By Tiffany Wen
In the early 2000s, New York-based photographer and artist Michael Dweck documented a hidden surf community in Montauk, N.Y., a Long Island fishing community. By 2004, Dweck transformed the work into a solo show at Sotheby’s New York and then an iconic photographic journal known as “The End: Montauk, N.Y.”
The End: Montauk, N.Y.
Filled with nostalgic black- and- white images of surfers and nude women, the collection is an artistic and erotic homage to the surf village and lifestyle. “It is an evocation of a real-world paradise lost: the paradise of summer, youth, and erotic possibility—an American version of the Arcadian vision,” writes editor Christopher Sweet of Dweck’s original work. “Blending nostalgia, fantasy, and documentation, the photographs present a compelling portrait of a place in time and a way of life at once fading and being reinvented with each new season.”
Now, more than 10 years later, Dweck is releasing an expanded 10th Anniversary Edition Box Set of “The End: Montauk, N.Y.,” originally hailed by Hamptons Magazine as “the ultimate homage to the sun-kissed surfing life…” The set will feature 85 previously unpublished photos depicting the evolution of Montauk, New York over the last decade or so and personal essays by Dweck and fellow photographer and writer Peter Beard.

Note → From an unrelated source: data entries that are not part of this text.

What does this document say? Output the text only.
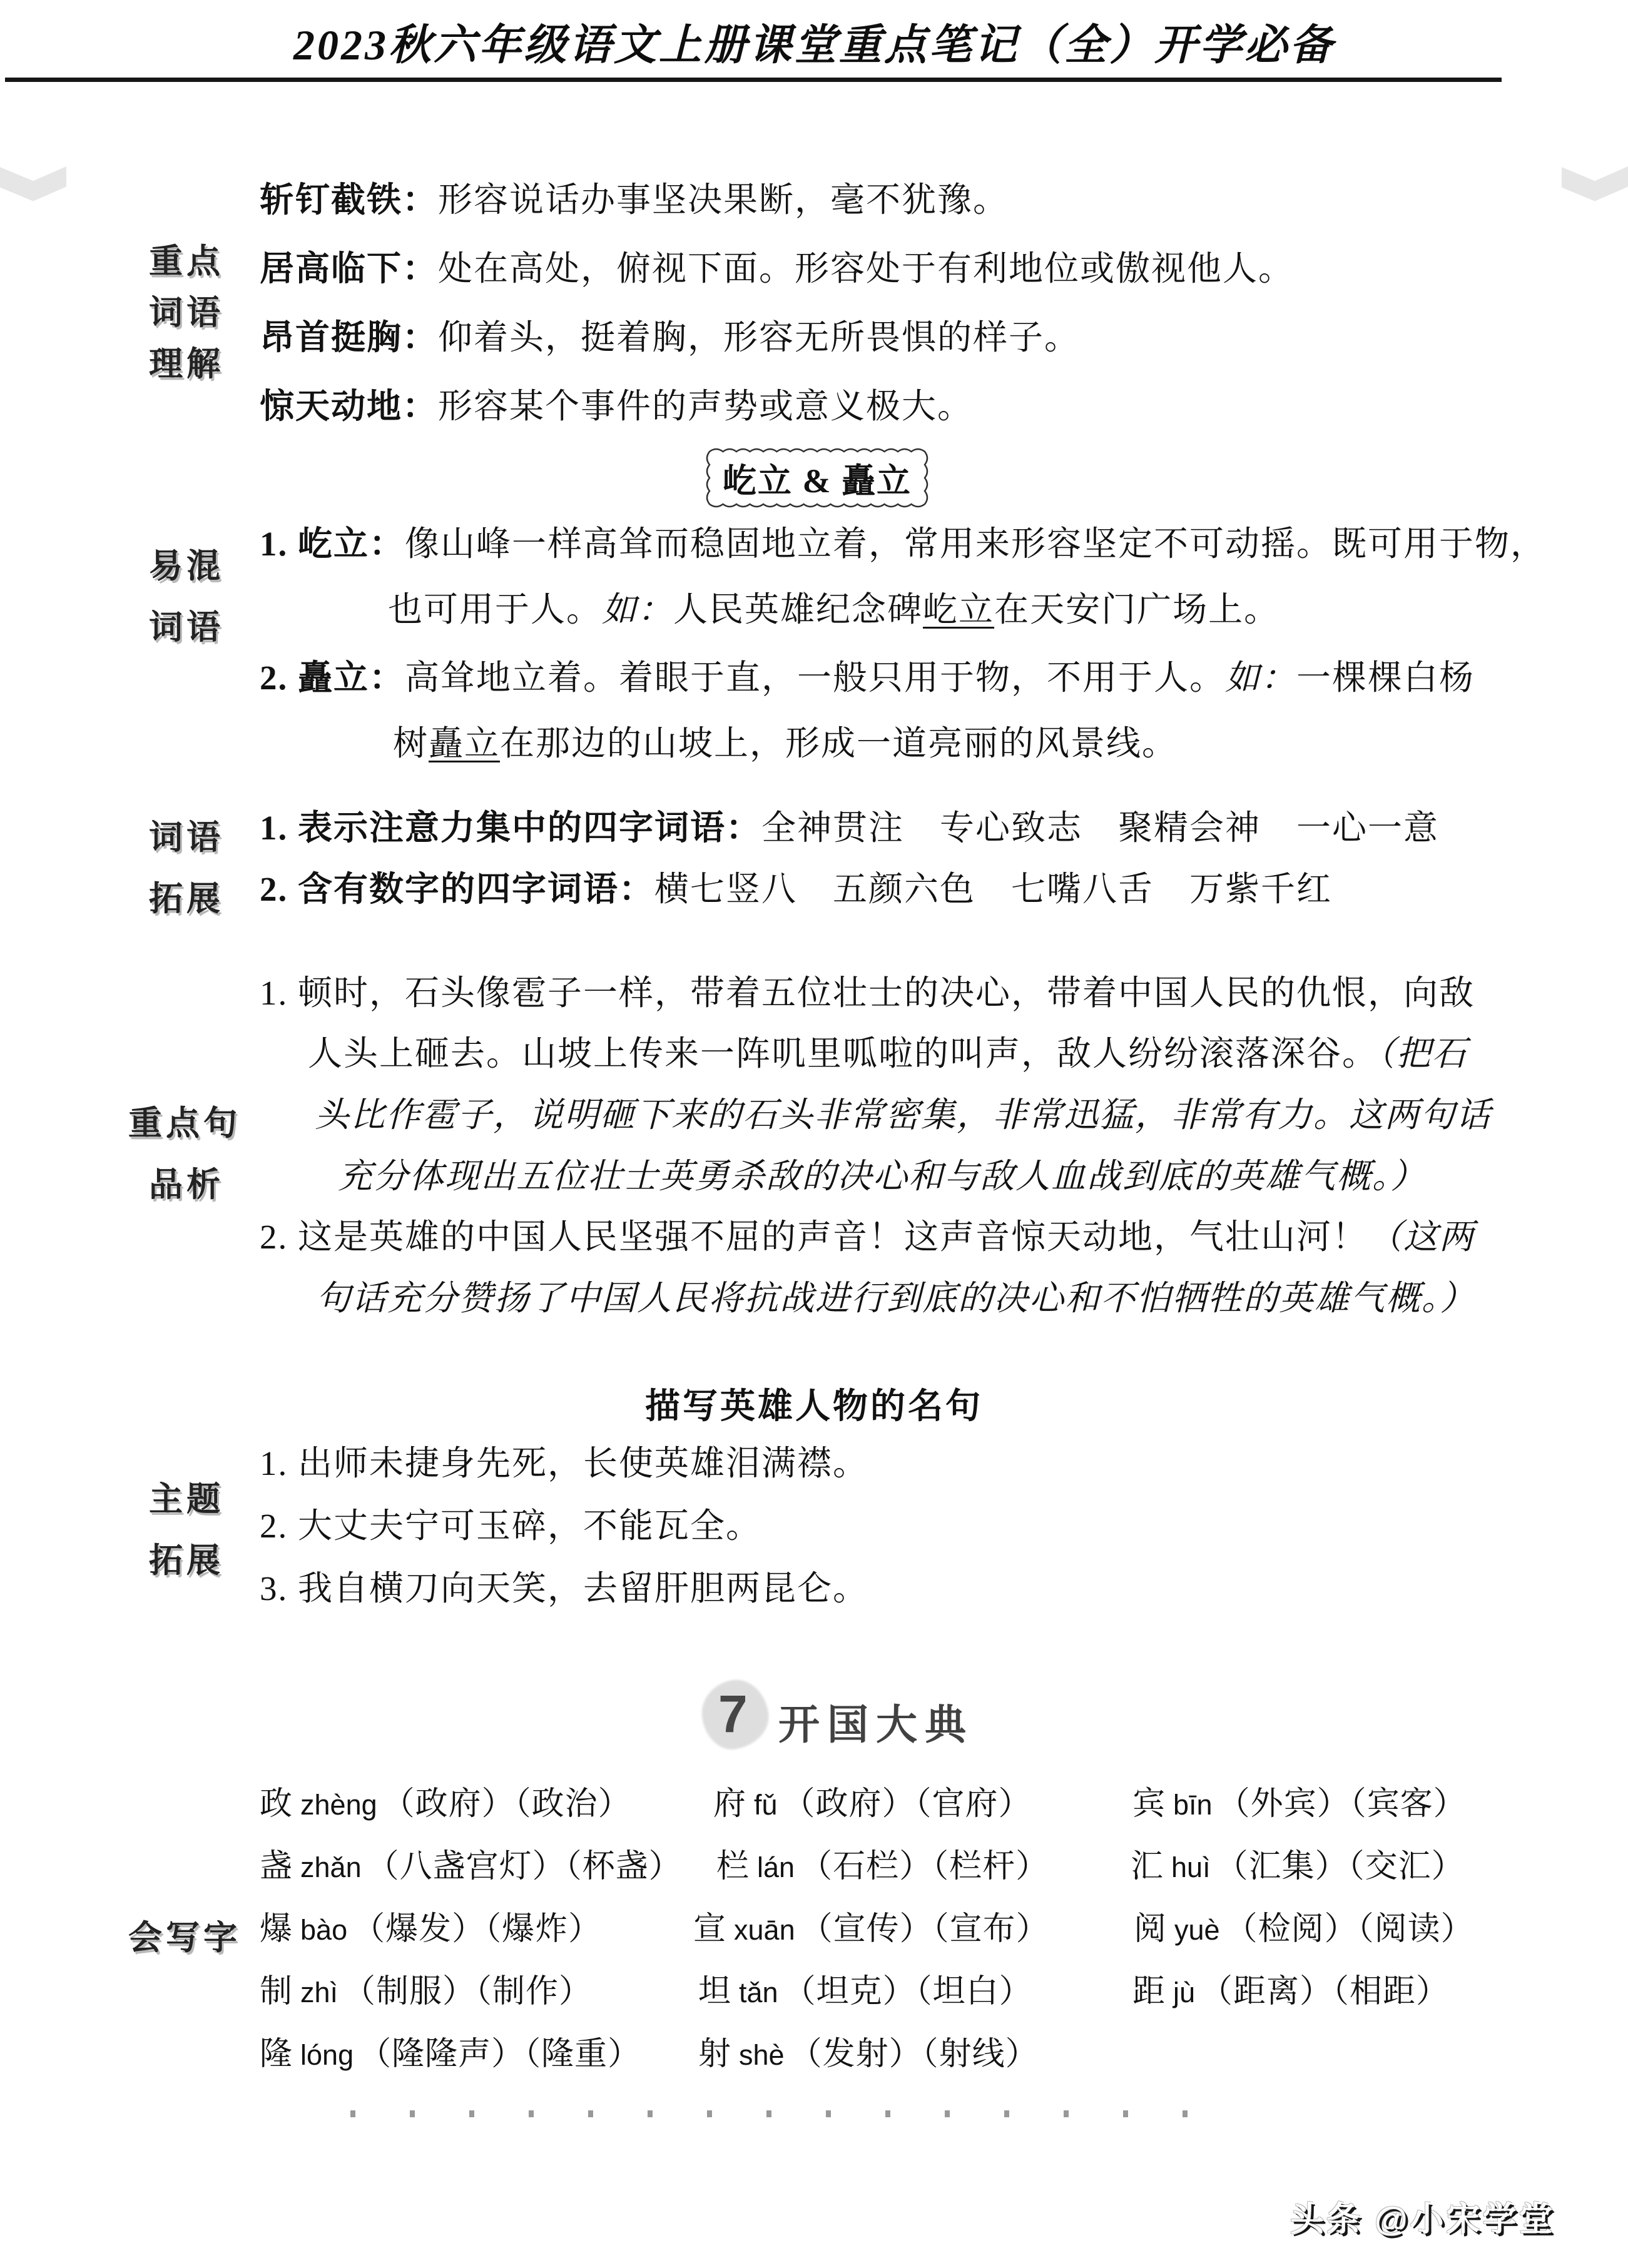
2023秋六年级语文上册课堂重点笔记（全）开学必备
重点
词语
理解
斩钉截铁：形容说话办事坚决果断，毫不犹豫。
居高临下：处在高处，俯视下面。形容处于有利地位或傲视他人。
昂首挺胸：仰着头，挺着胸，形容无所畏惧的样子。
惊天动地：形容某个事件的声势或意义极大。
屹立 & 矗立
易混
词语
1. 屹立：像山峰一样高耸而稳固地立着，常用来形容坚定不可动摇。既可用于物，
也可用于人。如：人民英雄纪念碑屹立在天安门广场上。
2. 矗立：高耸地立着。着眼于直，一般只用于物，不用于人。如：一棵棵白杨
树矗立在那边的山坡上，形成一道亮丽的风景线。
词语
拓展
1. 表示注意力集中的四字词语：全神贯注　专心致志　聚精会神　一心一意
2. 含有数字的四字词语：横七竖八　五颜六色　七嘴八舌　万紫千红
重点句
品析
1. 顿时，石头像雹子一样，带着五位壮士的决心，带着中国人民的仇恨，向敌
人头上砸去。山坡上传来一阵叽里呱啦的叫声，敌人纷纷滚落深谷。（把石
头比作雹子，说明砸下来的石头非常密集，非常迅猛，非常有力。这两句话
充分体现出五位壮士英勇杀敌的决心和与敌人血战到底的英雄气概。）
2. 这是英雄的中国人民坚强不屈的声音！这声音惊天动地，气壮山河！（这两
句话充分赞扬了中国人民将抗战进行到底的决心和不怕牺牲的英雄气概。）
描写英雄人物的名句
主题
拓展
1. 出师未捷身先死，长使英雄泪满襟。
2. 大丈夫宁可玉碎，不能瓦全。
3. 我自横刀向天笑，去留肝胆两昆仑。
7 开国大典
会写字
政 zhèng （政府）（政治）	府 fǔ （政府）（官府）	宾 bīn （外宾）（宾客）
盏 zhǎn （八盏宫灯）（杯盏） 栏 lán （石栏）（栏杆）	汇 huì （汇集）（交汇）
爆 bào （爆发）（爆炸）	宣 xuān （宣传）（宣布）	阅 yuè （检阅）（阅读）
制 zhì （制服）（制作）	坦 tǎn （坦克）（坦白）	距 jù （距离）（相距）
隆 lóng （隆隆声）（隆重） 射 shè （发射）（射线）
头条 @小宋学堂
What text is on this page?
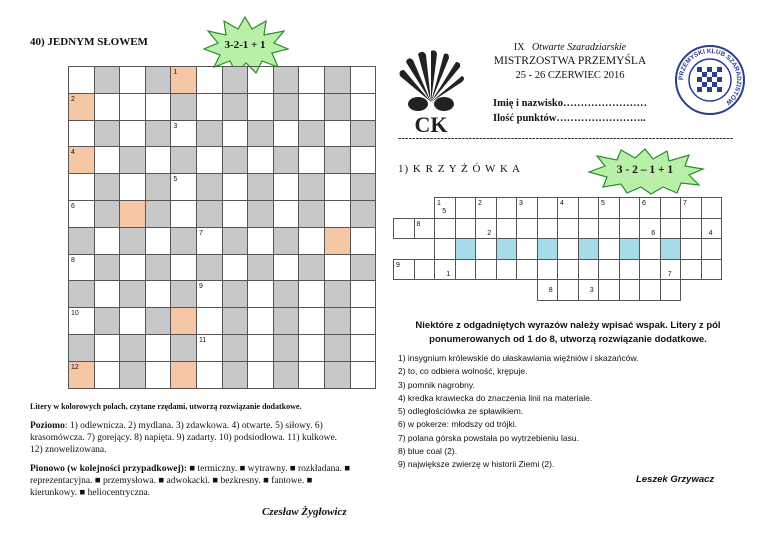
40) JEDNYM SŁOWEM	3-2-1 + 1
1
2
3
4
5
6
7
8
9
10
11
12
Litery w kolorowych polach, czytane rzędami, utworzą rozwiązanie dodatkowe.
Poziomo: 1) odlewnicza. 2) mydlana. 3) zdawkowa. 4) otwarte. 5) siłowy. 6) krasomówcza. 7) gorejący. 8) napięta. 9) zadarty. 10) podsiodłowa. 11) kulkowe. 12) znowelizowana.
Pionowo (w kolejności przypadkowej): ■ termiczny. ■ wytrawny. ■ rozkładana. ■ reprezentacyjna. ■ przemysłowa. ■ adwokacki. ■ bezkresny. ■ fantowe. ■ kierunkowy. ■ heliocentryczna.
Czesław Żygłowicz
CK
IX Otwarte Szaradziarskie
MISTRZOSTWA PRZEMYŚLA
25 - 26 CZERWIEC 2016
Imię i nazwisko……………………
Ilość punktów……………………..
PRZEMYSKI KLUB SZARADZISTÓW
-----------------------------------------------------------------------------------------------
1) K R Z Y Ż Ó W K A	3 - 2 – 1 + 1
1	2	3	4	5	6	7
8
9
5
2	6	4
1	7
8	3
Niektóre z odgadniętych wyrazów należy wpisać wspak. Litery z pól ponumerowanych od 1 do 8, utworzą rozwiązanie dodatkowe.
1) insygnium królewskie do ułaskawiania więźniów i skazańców.
2) to, co odbiera wolność, krępuje.
3) pomnik nagrobny.
4) kredka krawiecka do znaczenia linii na materiale.
5) odległościówka ze spławikiem.
6) w pokerze: młodszy od trójki.
7) polana górska powstała po wytrzebieniu lasu.
8) blue coal (2).
9) największe zwierzę w historii Ziemi (2).
Leszek Grzywacz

Printed and bound in Italy, each limited- edition book (300 numbered copies packaged in a clothbound clamshell case) also comes with an exclusive 11 x 14 signed gelatin silver print “Surf’s Up” (Montauk 2006), which art-lovers are sure to appreciate.
A portion of the proceeds from the sale of the $3,000 book will go towards maintaining the waterways and beaches of Long Island and the U.S. through the Surfrider Foundation and the Ocean Conservancy.